A remix of "Ruk Ruk Ruk" makes her a star, even though she looks like she is merely mimicking an electronic voice with the aura of a tipsy karaoke singer in her living room. She even joins the son's college for no good reason, only so that commercial Hindi cinema can continue to exploit Mumbai's famous St. Xavier's College, my college, by populating it with hashtag-wielding rejects from a teeny-bopper fashion show.

Also, can someone please write a long column on how Indian screenwriters can't for the life of them figure out how to integrate social media patterns into their scripts? Using the words 'epic,' 'bro' and having tweets and YouTube comments pop up across the screen between cutaways of random Indians reacting across the city as soon as something "viral-worthy" takes place – like, say, a mildly unhinged mother singing with her fed-up son on stage – is not how this generation rolls.

No amount of notes can rescue a film critic when his favourite Hindi movie actress from the '90s turns in a performance so painful, so singularly hammy and greedy and over the top, that an entire cinema hall sighs in relief for the eight seconds she isn't on screen. What happened to Kajol? Have I grown up, or is she just out of practice? I understand that she is meant to play an annoying, nagging, over-possessive and obsessive character – but must she act even when nobody is watching? There are so many scenes in which Eela on her own has to be awkward, clumsy, nervous, even goofy. Yet, Kajol interprets all of them as irritating – her son, the students, shared cab passengers, her husband (no wonder he left) and, most of all, ticket-buying viewers. It's almost as if Eela is brought up on reruns of Kajol's Chandni-Chowk act from K3G, and she internalizes it to such an extent that poor son Vivaan (Riddhi Sen) has to alternate between being her Rahul and her Poo.

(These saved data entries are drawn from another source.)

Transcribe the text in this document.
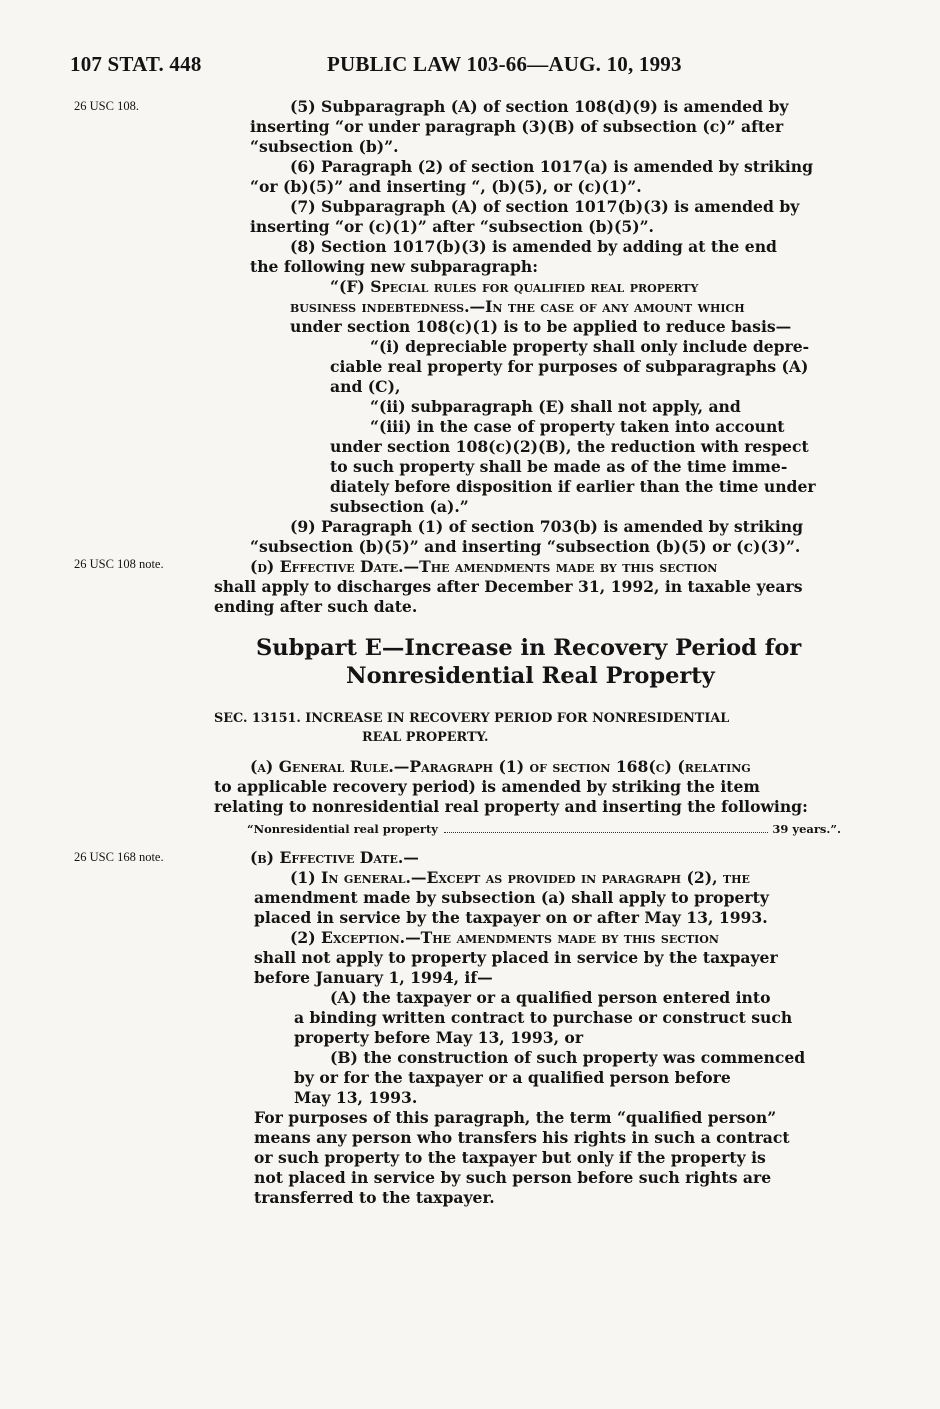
107 STAT. 448	PUBLIC LAW 103-66—AUG. 10, 1993
26 USC 108.
26 USC 108 note.
26 USC 168 note.
(5) Subparagraph (A) of section 108(d)(9) is amended by
inserting “or under paragraph (3)(B) of subsection (c)” after
“subsection (b)”.
(6) Paragraph (2) of section 1017(a) is amended by striking
“or (b)(5)” and inserting “, (b)(5), or (c)(1)”.
(7) Subparagraph (A) of section 1017(b)(3) is amended by
inserting “or (c)(1)” after “subsection (b)(5)”.
(8) Section 1017(b)(3) is amended by adding at the end
the following new subparagraph:
“(F) Special rules for qualified real property
business indebtedness.—In the case of any amount which
under section 108(c)(1) is to be applied to reduce basis—
“(i) depreciable property shall only include depre-
ciable real property for purposes of subparagraphs (A)
and (C),
“(ii) subparagraph (E) shall not apply, and
“(iii) in the case of property taken into account
under section 108(c)(2)(B), the reduction with respect
to such property shall be made as of the time imme-
diately before disposition if earlier than the time under
subsection (a).”
(9) Paragraph (1) of section 703(b) is amended by striking
“subsection (b)(5)” and inserting “subsection (b)(5) or (c)(3)”.
(d) Effective Date.—The amendments made by this section
shall apply to discharges after December 31, 1992, in taxable years
ending after such date.
Subpart E—Increase in Recovery Period for
Nonresidential Real Property
SEC. 13151. INCREASE IN RECOVERY PERIOD FOR NONRESIDENTIAL
REAL PROPERTY.
(a) General Rule.—Paragraph (1) of section 168(c) (relating
to applicable recovery period) is amended by striking the item
relating to nonresidential real property and inserting the following:
“Nonresidential real property	39 years.”.
(b) Effective Date.—
(1) In general.—Except as provided in paragraph (2), the
amendment made by subsection (a) shall apply to property
placed in service by the taxpayer on or after May 13, 1993.
(2) Exception.—The amendments made by this section
shall not apply to property placed in service by the taxpayer
before January 1, 1994, if—
(A) the taxpayer or a qualified person entered into
a binding written contract to purchase or construct such
property before May 13, 1993, or
(B) the construction of such property was commenced
by or for the taxpayer or a qualified person before
May 13, 1993.
For purposes of this paragraph, the term “qualified person”
means any person who transfers his rights in such a contract
or such property to the taxpayer but only if the property is
not placed in service by such person before such rights are
transferred to the taxpayer.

Either way, Helicopter Eela is one of the most clueless, boring and unintentionally Oedipal films of our times. If there is a sequel, it might be about the murderous equation between clingy Eela and her feisty daughter-in-law. Or about how Vivaan's girlfriends leave (or…disappear) because of his mother. Actually, forget I said that. Forget everything. Life is too short. Or at least that's what a wise man once said, before ditching his wife.